Max Biaggi, cosa fa oggi l’ex campione del Motomondiale

Max Biaggi vanta una carriera sensazionale, iniziata tardi e giunta alla consacrazione nel finale. Oggi il campione romano svolge altri ruoli.

Max Biaggi ha scritto pagine di storia per il motociclismo italiano e internazionale, conquistato sei titoli mondiali, quattro nella classe 250cc e due nel Mondiale SBK, cinque titoli con il marchio Aprilia e uno con la Honda (1997). Ha regalato weekend entusiasmanti ai fan del Motomondiale, anche per le sue genuine sfide con Valentino Rossi che tanto hanno fatto impazzire media e tifosi.

Max Biaggi Automotorinews 08-10-2022
Max Biaggi (foto LaPresse)

Classe 1971, originario di Roma, ha esordito nel Mondiale nel 1991. Ha cominciato piuttosto tardi a correre in moto, da ragazzino la sua vera passione era il calcio. A 17 anni gli fu regalata una minimoto che fu il trampolino di lancio della sua prestigiosa carriera. A 18 inizia a partecipare e vincere a gare di livello europeo, fino a quando Aprilia lo ingaggia per la classe 250. Nel 1994, al terzo tentativo, diventa campione del mondo della middle class per la prima volta, inaugurando una scia trionfale che prosegue per quattro anni di fila.

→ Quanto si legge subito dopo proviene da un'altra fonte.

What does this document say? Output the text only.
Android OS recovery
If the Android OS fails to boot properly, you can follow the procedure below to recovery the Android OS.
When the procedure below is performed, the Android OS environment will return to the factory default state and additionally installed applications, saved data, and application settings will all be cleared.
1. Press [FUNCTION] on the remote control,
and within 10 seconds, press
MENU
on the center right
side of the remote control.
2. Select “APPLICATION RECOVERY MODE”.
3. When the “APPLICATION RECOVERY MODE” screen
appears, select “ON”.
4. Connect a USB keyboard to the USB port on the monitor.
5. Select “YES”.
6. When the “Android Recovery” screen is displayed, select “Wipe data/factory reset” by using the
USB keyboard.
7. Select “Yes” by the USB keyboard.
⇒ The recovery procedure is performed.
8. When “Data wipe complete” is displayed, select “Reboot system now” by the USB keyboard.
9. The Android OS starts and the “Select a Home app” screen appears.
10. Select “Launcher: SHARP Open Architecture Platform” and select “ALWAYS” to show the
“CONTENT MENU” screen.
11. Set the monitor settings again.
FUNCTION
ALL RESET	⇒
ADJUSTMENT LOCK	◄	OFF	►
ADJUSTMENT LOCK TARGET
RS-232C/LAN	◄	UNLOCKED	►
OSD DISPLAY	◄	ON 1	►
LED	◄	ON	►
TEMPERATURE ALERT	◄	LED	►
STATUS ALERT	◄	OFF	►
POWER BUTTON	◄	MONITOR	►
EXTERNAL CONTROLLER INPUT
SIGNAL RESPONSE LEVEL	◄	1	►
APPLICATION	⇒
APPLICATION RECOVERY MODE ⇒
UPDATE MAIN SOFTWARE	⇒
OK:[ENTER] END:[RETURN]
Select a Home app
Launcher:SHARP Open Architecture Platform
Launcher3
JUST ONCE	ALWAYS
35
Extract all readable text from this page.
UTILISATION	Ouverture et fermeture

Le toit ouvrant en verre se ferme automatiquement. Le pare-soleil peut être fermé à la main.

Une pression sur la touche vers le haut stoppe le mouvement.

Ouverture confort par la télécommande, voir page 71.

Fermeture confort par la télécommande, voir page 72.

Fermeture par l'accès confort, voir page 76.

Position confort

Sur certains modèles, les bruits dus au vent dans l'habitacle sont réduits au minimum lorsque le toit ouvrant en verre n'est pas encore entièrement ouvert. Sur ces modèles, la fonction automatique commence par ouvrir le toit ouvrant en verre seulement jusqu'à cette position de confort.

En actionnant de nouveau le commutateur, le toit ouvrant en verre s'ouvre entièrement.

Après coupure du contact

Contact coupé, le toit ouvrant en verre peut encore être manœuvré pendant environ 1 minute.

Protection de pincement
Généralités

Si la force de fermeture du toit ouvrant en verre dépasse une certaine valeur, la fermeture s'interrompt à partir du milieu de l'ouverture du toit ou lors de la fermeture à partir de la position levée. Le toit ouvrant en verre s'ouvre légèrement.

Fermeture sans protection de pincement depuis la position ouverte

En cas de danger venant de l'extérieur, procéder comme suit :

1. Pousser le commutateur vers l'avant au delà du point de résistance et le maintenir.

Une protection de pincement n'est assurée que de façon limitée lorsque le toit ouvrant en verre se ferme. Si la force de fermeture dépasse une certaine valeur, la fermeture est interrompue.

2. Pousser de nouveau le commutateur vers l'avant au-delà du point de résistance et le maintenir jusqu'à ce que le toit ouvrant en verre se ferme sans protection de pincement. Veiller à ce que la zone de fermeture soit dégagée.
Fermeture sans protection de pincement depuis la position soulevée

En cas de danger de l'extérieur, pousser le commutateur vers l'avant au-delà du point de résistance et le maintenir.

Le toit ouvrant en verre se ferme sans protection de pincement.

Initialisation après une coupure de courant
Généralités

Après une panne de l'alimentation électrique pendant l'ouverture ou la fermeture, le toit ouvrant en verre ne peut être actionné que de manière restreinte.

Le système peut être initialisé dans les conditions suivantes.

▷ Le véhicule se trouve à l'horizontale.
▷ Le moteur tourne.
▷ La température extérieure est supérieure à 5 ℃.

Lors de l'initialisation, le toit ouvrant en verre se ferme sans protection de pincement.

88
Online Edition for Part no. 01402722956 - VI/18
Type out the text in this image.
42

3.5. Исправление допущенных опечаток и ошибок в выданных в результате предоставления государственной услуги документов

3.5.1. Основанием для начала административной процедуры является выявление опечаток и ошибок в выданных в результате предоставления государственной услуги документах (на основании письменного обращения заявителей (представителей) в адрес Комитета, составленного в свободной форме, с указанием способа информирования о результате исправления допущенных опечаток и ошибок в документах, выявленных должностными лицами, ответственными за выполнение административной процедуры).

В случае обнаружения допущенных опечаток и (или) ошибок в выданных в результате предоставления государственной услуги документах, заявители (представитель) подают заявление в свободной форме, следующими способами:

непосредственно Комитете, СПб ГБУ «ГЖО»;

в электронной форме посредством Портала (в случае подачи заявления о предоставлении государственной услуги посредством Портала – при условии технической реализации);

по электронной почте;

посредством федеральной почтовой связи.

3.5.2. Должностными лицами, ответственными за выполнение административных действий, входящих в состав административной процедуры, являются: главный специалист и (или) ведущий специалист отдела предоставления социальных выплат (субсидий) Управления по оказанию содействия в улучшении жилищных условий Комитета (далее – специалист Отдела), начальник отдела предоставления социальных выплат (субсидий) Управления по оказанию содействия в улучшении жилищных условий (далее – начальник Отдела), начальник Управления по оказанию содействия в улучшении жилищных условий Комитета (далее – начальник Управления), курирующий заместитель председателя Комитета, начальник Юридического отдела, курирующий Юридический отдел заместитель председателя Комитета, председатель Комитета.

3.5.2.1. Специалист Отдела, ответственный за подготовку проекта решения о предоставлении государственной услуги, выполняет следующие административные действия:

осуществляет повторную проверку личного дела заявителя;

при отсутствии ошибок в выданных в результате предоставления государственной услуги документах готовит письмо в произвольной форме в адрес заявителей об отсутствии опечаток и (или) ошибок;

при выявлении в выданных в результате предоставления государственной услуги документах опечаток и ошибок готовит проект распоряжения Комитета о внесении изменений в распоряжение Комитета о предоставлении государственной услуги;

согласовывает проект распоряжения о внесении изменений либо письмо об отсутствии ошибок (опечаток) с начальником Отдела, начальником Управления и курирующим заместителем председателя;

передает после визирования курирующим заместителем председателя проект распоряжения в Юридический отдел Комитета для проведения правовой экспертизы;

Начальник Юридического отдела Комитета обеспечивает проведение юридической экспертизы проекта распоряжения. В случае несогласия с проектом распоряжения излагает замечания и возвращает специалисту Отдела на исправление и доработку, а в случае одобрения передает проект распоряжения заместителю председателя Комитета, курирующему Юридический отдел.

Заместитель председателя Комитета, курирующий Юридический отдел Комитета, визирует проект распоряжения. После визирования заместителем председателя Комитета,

Poi la consacrazione nel Mondiale SBK.

Max Biaggi da campione a team manager

Max Biaggi
Max Biaggi (foto LaPresse)

Nel 2005 chiude la pagina del Motomondiale, nel 2006 si prende un anno sabbatico e l’anno dopo esordisce nel WorldSBK con Suzuki, iniziando subito a collezionare podi e vittorie fino al terzo posto finale. Nel 2008 sembrava vicino al ritorno in MotoGP con la Honda, invece passa in Ducati con il Team Sterilgarda Go Eleven, dove trova come compagno di box lo spagnolo Ruben Xaus. Da Borgo Panigale non arriva la promozione nella squadra ufficiale e quindi decide di optare per Aprilia, con cui scriverà due capitoli importanti nel campionato delle derivate di serie.

Nel 2009 si mette alla guida della RSV4, con l’obiettivo di aiutare la Casa di Noale a sviluppare la moto e a tentare l’assalto al titolo mondiale nel 2010, obiettivo centrato in pieno e bissato nel 2012, dopo che nel 2011 ad affermarsi campione fu Ducati con Carlos Checa, anche grazie ad un infortunio accorso a Max Biaggi che lo ha tenuto fuori per tre gare. Il 7 novembre 2012, con una conferenza stampa all’autodromo di Vallelunga, il Corsaro annuncia ufficialmente il suo ritiro dall’attività agonistica.

Nel 2015 torna in sella all’Aprilia RSV4 divenendo collaudatore del costruttore veneto e ritorna nel campionato mondiale Superbike, partecipando come wild card ai GP di Misano e di Sepang, cogliendo il podio nella tappa in Malesia. Nel 2017 riporta un brutto infortunio durante un allenamento al circuito “Il Sagittario” di Latina, riportando fratture multiple e un trauma cranico. Non basta per fermare il desiderio di Max Biaggi che di recente ha segnato un record di velocità con una moto elettrica e toccando i 455.737 km/h. Dal 2016 è proprietario del Max Racing Team.